Most of the illegal felling which took place this year occured in the Lori region. According to the regional Prosecutor-General Arsen Martirosyan, 86 cases were registered of which 69 criminal cases were initiated. The amount of damage has been assessed at approximately 45 million drams or USD 95 000.
“For every case of illegal logging, the subject of the investigation should be the lawfulness of the actions of those responsible, the behavior of foresters, caretakers, engineers, deputy directors and directors, as well as the relevant employees of the state inspectorate for environmental inspection whose actions will reveal violations,” Arsen Martirosyan stated.
Environmentalists positively assess the fight against law-breakers, but believe that these measures are not enough to counter illegal felling.
In a conversation with JAMnews, ecologist Apres Zograbyan said that these detentions are necessary in order to prevent further illegal logging, but that these are just ‘cosmetic’ measures as those who are really responsible for the situation have still not been punished.

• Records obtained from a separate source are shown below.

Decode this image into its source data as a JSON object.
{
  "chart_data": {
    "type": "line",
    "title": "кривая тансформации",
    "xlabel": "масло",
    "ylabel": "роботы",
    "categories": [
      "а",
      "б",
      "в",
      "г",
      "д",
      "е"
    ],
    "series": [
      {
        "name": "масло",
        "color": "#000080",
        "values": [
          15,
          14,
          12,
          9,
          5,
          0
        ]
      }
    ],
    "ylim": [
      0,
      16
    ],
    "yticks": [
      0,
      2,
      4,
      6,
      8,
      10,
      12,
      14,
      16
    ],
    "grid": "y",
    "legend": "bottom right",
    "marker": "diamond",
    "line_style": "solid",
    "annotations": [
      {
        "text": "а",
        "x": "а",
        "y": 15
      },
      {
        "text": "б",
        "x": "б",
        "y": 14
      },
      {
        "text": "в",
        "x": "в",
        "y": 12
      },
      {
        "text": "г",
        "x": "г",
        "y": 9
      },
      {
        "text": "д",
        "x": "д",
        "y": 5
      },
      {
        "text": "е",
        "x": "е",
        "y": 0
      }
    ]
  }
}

“Forests had been cut down for many years. Over the course of one day it’s impossible to convince people to stop doing this when this is how they feed their families. The main person responsible who should be held accountable is the president of the country, but he will not arrest himself,” says Apres Zograbyan.
The ecologist also said that trees are felled to both heat homes and to sell the wood which is also used as a raw material.
“This is a large business in which village residents have almost no role. Now and then a villager may cut down some trees in order to get some wood for heating, but the business is in the hands of local and other authorities. This is a profitable business because wood is expensive.”
The Minister of Environmental Protection Artsvik Minasyan stated that those that encourage and support illegal tree felling should be held accountable and be punished irrespective of their responsibilities and position in society.
“Nobody is preventing people from heating their homes, but receiving income from an illegal source and to try to normalize this is unallowable. Such discoveries will continue to be made. People must understand that natural resources are in the public domain. If somebody says that you can destroy a forest and cut it down, then we have to resist this and say: no, the forests belong to everybody,” said the minister.